Niala-Loisobleu – 7 Février 2022

« L’AUTRE RIVAGE »
NIALA 2022
ACRYLIQUE S/TOILE 46X38
Question densité mes doigts savent
ils ont été nourris au sein d’un autre état d’esprit
tenant Front Populaire au monde hein paumé qui se cherche
Les arbres devenus rouges à l’échec de la révolution d’Octobre maintiennent la circulation
et le caillou lisible au maintien du cheval tient lieu de main-courante pour abstraire l’expression toute-faite
Si le ciel est chargé ce n’est pas de miction, la prostate n’entrave en rien l’éjaculation.

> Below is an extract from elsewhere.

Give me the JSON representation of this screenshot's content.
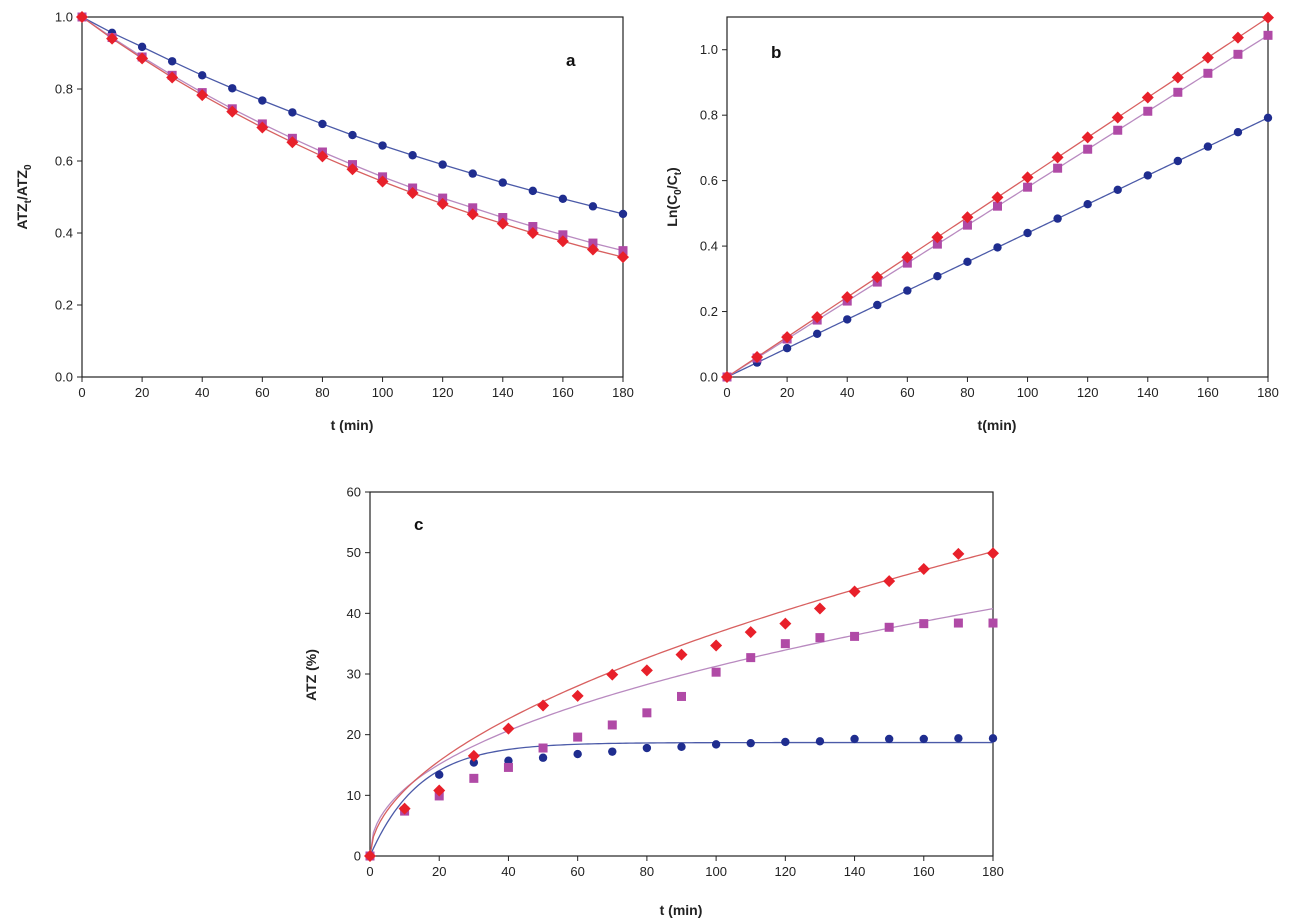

Niala-Loisobleu – 4 Février 2022

PAUSE L’HALEINE
Pause l’haleine sur la pierre où le lézard bronze, il manque au souffle de ce jour, cette couleur d’airain qui statue. Un silence sur la palette permettra à la martre de fouiner dans la couleur du grenier. La froideur laiteuse des paresses de la lumière enroue la création au point de tenir le chevalet enroué. Sur le fenestron de l’atelier la plante du pied fait sa randonnée au bras du vent.